China has kept its key lending rates on hold as expected
China left its benchmark lending rate unchanged for the third consecutive month, the People’s Bank of China said in a statement.
The one-year loan prime rate is 3.65% and the five-year interest rate is 4.3%.
– Off Abigail
South Korea’s exports fell further in the 20 days since November
South Korea’s exports fell 16.7% on an annual basis for the 20 days to November, with demand from China lagging behind. Information From Customs.
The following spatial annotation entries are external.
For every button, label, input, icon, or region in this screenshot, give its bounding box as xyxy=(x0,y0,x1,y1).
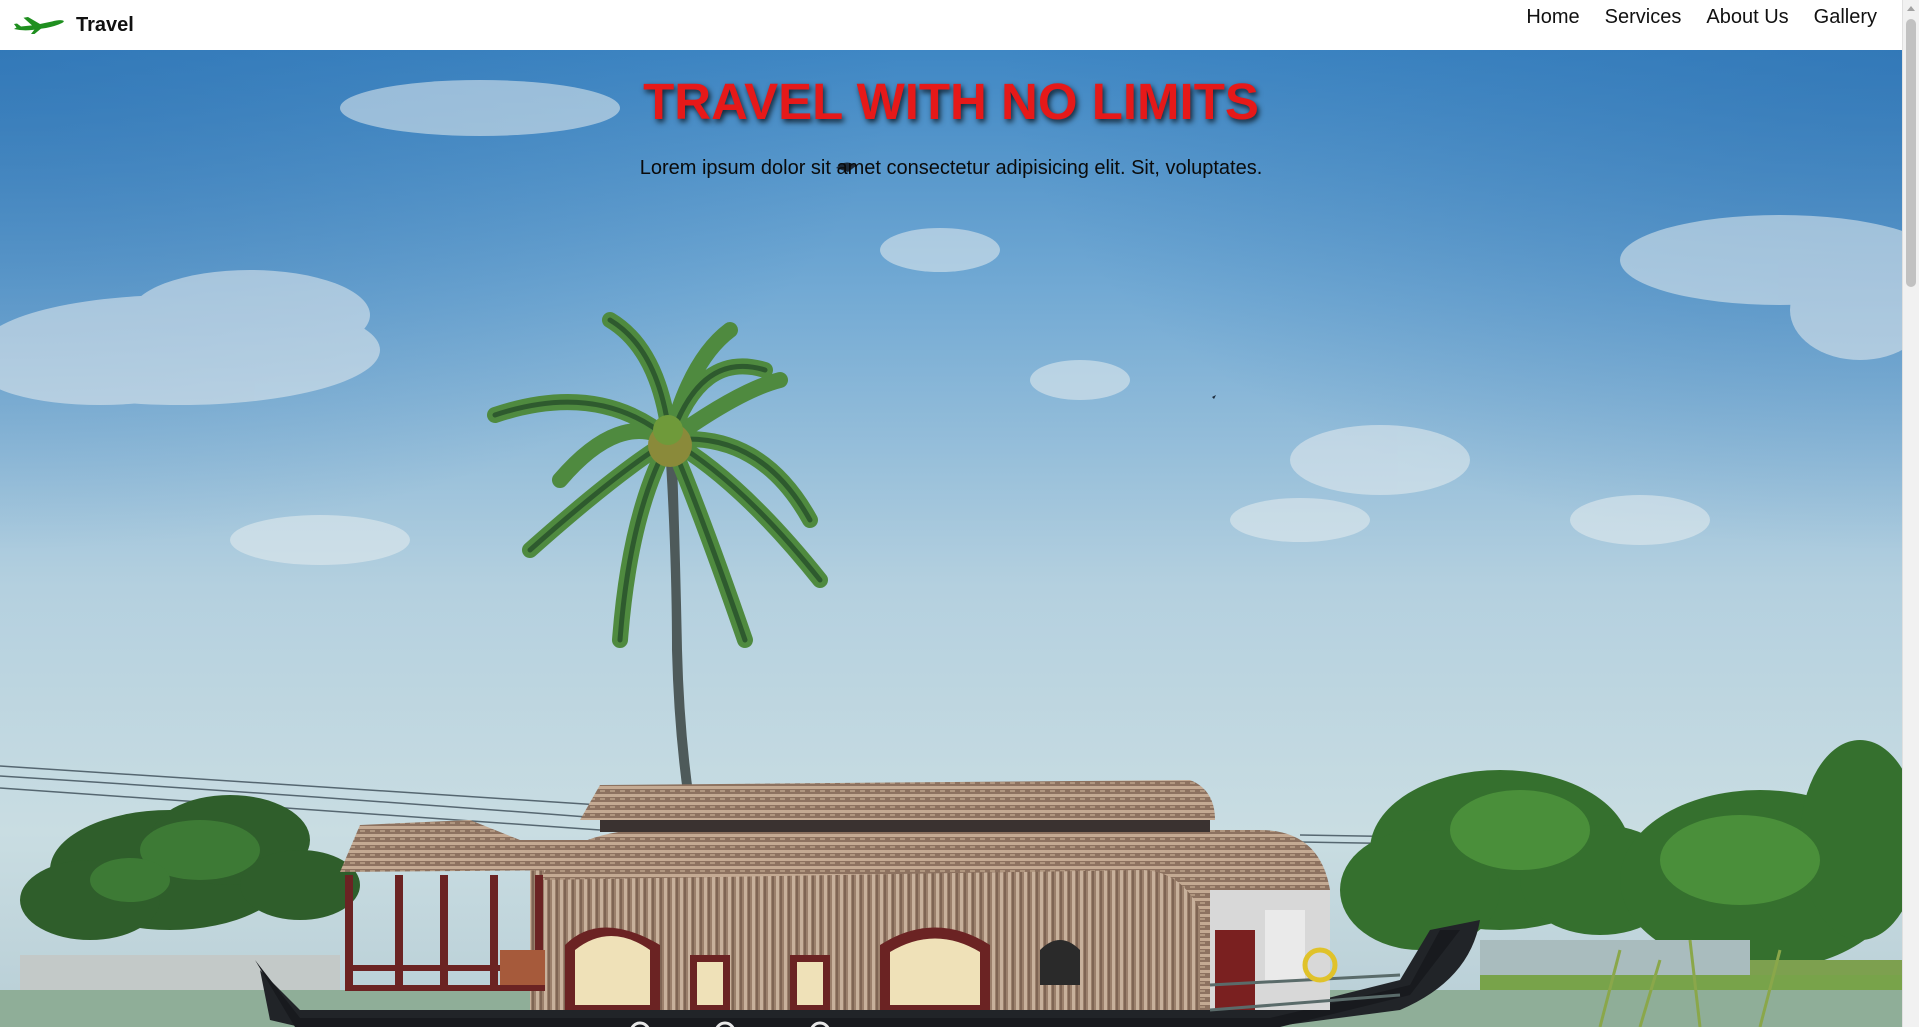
hero-subtitle: Lorem ipsum dolor sit amet consectetur a… xyxy=(639,157,1263,179)
scroll-thumb[interactable] xyxy=(1906,19,1916,287)
nav-gallery[interactable]: Gallery xyxy=(1814,5,1877,29)
main-nav: Home Services About Us Gallery xyxy=(1526,5,1877,29)
airplane-icon xyxy=(14,17,64,34)
hero-section: TRAVEL WITH NO LIMITS Lorem ipsum dolor … xyxy=(0,50,1902,1027)
page-scrollbar[interactable] xyxy=(1902,0,1919,1027)
nav-home[interactable]: Home xyxy=(1526,5,1579,29)
hero-background-image xyxy=(0,50,1902,1027)
brand-logo[interactable]: Travel xyxy=(12,12,134,38)
scroll-up-arrow-icon[interactable] xyxy=(1907,6,1915,11)
nav-services[interactable]: Services xyxy=(1605,5,1682,29)
page: Travel Home Services About Us Gallery TR… xyxy=(0,0,1919,1027)
brand-name: Travel xyxy=(76,13,134,36)
nav-about-us[interactable]: About Us xyxy=(1706,5,1788,29)
navbar: Travel Home Services About Us Gallery xyxy=(0,0,1902,50)
hero-title: TRAVEL WITH NO LIMITS xyxy=(643,73,1259,130)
The decline in exports was a sharp drop from the 5.5% decline seen in October compared to the same period a year ago.
Imports also fell 5.5% for the first 20 days of November, resulting in a slight improvement in the trade deficit — $4.4 billion for the period, compared with a $4.9 billion deficit recorded in October.
A total of $40 billion was reported in the trade deficit across the country, according to the agency’s figures.
– Jihye Lee
CNBC Pro: Morgan Stanley’s Mike Wilson predicts S&P 500 bottom, calls it a ‘fantastic buying opportunity’
Mike Wilson, chief US equity strategist at Morgan Stanley, said we are in the “end phase” of a bear market, but the situation will remain challenging for some time to come.
He predicts when — and at what level — the S&P 500 will hit “new lows.”
– Weissen Don
China will keep its key lending rates steady, according to a Reuters poll
China’s central bank is expected to keep its one-year and five-year lending prime rates on hold, according to a Reuters poll.
The one-year rate is currently 3.65% and the five-year LPR is 4.3%.
The People’s Bank of China last cut both interest rates in August.
of China Sea Yuan It was weak against the US dollar at 7.1376 ahead of Monday’s early decision.
– Off Abigail
CNBC Pro: Chinese tech stocks like Alibaba ‘deeply overvalued’, strategist says
Like the 30% decline in the value of Chinese big tech stocks this year Ali BabaThat makes them “incredibly cheap,” according to investment bank China Renaissance.
Its head of equities, Andrew Maynard, believes that not only does the stock market appear to be bottoming out, but investors may miss out on a rally if they are underweight in China.
“Without a shadow of a doubt, being underweight China will cost you going forward,” Maynard said.
– Ganesh Rao
Markets are eyeing Fed hikes and more clues on the economy in the coming week
Investors may be a bit more cautious next week, as stocks seek direction in quiet trade and bond market warnings of a recession grow louder.
The Thanksgiving holiday on Thursday means markets will be quiet on Wednesday and Friday. Marketers will monitor reports about Black Friday holiday shopping for consumer sentiment.
“It’s really been a week of data bias,” said Julian Emanuel, senior managing director of Evercore ISI. [for stocks] As long as the data continues to deteriorate and the central bank remains on its hawkish side, it will be higher… This has clearly been reinforced in the last 48 hours.”
Check out our full deep dive on what to expect in the coming week Here.